(The 195/168 yard par three eleventh features the only water hazard on the course. The left side looks very inviting. Why let this one hole torpedo your entire round?!)
The Premier was the first course to be built on the North property which is three miles from the main lodge. It starts on a high ridge before dropping down to the valley and hopscotching between the hillsides. It has a unique routing. The seventh and tenth tees are perpendicular to each other as Fazio designed a triangular loop at 7-9 in order to take advantage of the broad valley that ten continues to climb.
(The 313/289 yard par four fifth seems like a reasonable birdie chance, and it is, but note the left side of the green. It drops ten feet down to a lower tier and requires absolute precision. I pity the golfer who has to putt up or down that slope.)

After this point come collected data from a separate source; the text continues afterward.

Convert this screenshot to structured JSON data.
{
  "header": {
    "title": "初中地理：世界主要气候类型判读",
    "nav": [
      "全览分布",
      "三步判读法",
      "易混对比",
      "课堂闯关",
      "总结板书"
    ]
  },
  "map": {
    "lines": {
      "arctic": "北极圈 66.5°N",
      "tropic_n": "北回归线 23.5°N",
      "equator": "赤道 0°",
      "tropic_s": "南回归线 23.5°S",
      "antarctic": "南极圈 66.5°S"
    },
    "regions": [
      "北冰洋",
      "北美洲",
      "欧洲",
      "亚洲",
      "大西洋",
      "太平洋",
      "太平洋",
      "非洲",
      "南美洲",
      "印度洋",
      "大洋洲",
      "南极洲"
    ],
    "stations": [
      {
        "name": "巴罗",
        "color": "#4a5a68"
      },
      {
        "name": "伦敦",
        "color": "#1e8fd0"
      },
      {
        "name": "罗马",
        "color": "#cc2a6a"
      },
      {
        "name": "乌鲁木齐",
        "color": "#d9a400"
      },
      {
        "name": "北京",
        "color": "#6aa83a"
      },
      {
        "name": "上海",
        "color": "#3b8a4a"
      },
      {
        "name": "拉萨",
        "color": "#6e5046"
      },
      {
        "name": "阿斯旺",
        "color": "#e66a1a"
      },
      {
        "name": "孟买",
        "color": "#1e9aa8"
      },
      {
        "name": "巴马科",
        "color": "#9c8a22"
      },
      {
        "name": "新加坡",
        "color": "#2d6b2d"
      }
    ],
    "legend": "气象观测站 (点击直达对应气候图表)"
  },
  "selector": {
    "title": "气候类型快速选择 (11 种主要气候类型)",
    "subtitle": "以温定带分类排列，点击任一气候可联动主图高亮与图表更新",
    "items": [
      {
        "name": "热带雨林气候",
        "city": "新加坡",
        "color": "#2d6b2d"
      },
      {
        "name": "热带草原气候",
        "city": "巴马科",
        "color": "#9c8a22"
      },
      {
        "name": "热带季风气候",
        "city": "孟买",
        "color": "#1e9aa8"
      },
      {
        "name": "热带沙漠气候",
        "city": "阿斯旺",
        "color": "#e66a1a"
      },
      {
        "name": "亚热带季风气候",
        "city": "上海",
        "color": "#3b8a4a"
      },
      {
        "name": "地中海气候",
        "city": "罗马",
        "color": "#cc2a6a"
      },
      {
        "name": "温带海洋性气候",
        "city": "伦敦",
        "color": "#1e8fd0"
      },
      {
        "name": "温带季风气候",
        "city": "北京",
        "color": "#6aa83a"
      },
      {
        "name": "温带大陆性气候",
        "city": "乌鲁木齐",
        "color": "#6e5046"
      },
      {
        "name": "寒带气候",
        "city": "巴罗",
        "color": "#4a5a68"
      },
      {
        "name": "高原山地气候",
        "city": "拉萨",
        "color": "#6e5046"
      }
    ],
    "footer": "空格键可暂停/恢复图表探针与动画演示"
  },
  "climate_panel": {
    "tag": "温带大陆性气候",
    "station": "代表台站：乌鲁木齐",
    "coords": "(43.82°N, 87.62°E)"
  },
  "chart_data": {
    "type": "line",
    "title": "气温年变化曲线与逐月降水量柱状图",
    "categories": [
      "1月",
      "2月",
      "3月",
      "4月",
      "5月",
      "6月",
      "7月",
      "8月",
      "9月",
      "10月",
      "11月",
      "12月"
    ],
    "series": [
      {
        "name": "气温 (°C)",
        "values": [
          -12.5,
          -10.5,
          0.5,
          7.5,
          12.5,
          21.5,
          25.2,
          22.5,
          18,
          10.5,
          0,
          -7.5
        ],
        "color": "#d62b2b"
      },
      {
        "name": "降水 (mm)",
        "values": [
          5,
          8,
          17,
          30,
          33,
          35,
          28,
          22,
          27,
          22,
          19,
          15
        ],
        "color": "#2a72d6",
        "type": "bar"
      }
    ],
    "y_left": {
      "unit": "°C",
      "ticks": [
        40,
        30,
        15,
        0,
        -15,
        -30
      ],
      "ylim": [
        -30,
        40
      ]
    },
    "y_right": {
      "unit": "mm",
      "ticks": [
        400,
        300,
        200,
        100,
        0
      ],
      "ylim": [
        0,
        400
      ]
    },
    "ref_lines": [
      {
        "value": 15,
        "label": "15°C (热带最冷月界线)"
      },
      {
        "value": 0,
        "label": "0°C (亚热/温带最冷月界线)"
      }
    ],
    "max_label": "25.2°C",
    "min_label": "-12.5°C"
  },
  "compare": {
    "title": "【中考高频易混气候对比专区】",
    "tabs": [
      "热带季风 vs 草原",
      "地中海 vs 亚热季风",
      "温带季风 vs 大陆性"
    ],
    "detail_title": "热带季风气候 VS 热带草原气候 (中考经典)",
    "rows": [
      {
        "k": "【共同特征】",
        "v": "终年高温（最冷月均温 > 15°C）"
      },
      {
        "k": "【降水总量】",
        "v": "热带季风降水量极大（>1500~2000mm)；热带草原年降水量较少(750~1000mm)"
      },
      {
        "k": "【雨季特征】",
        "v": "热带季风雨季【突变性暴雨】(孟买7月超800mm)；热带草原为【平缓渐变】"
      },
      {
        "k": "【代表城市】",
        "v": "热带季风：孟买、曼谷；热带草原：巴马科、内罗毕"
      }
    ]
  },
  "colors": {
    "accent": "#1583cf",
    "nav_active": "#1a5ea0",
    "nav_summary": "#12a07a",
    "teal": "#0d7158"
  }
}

(The 373/333 yard par four seventh plays into a valley before hitting to an elevated green. The putting surface is tipped away from the fairway, adding to the pressure of selecting the correct club.)
(The 187/163 yard par three eighth is downhill to a perched green. It’s roughly fifty feet below the tee box, again adding pressure to grabbing the correct club. Anything short will spin twenty feet below the green.)
When Fazio designed this course, everything he touched was getting rave reviews. Premier was no exception. It works well with the northern Michigan landscape, and he used all the elevation change to dramatic effect. My main concern with the course is the playability. The buffer zone between the fairway and treeline was very tight. Some of the C players in our group were having a difficult time NOT losing balls. Two things stood out to me about Premier, and I’m intrigued to find out if they are a Fazio trait. Many of the greens were set an angle from the fairway with a trap between the player and putting surface, forcing a high shot to attack the rear portion. The other was the severity of the bilevel greens. Several of them had the lower tier in the back, and at the par four fifteenth, the tri-level green dropped at least fifteen feet from front to back. The middle section was narrow, the front wide, and the rear half even wider. It was an amazing green!
(The 362/334 yard par four fifteenth has an incredible green that slides down the hillside in three levels. We dropped balls on the front left just to see if we could putt to the the back left. The trick was hitting it up to the collar where it will gradually trickle to the left. Super cool in my book!)
(The 546/494 yard par five sixteen doglegs left with a high right side allowing golfers to play the ground game around the tree line. The green has an upper level left and lower level right.)
When I was looking for reviews on Premier, I noticed there seemed to be a love/hate relationship between the golfers. Some said it was their favorite course while others reiterated the difficulty that I mentioned earlier. Usually, in my experience, that means it’s going to be pretty good. The course tops out just over 6800 yards, so Fazio made sure to bring precision shotmaking to conquer it. In most states, this would be a top ten public course, but in golf rich Michigan, it’s not even top twenty. Still, in my view, it’s a strong golf course. I give it a 6 (very good)(worth driving 1-2 hours to play).
[we played the blue tees at 6,274 yards. My playing partners dueled to the finish with Wyatt sneaking out the win over Patrick despite a triple bogey on the last hole. I played arguably my best round of the year. The course had a +2 PCC on the ghin, making my differential 3.8. Playing the par fives in -2 and not making a double bogey will make for a good day.]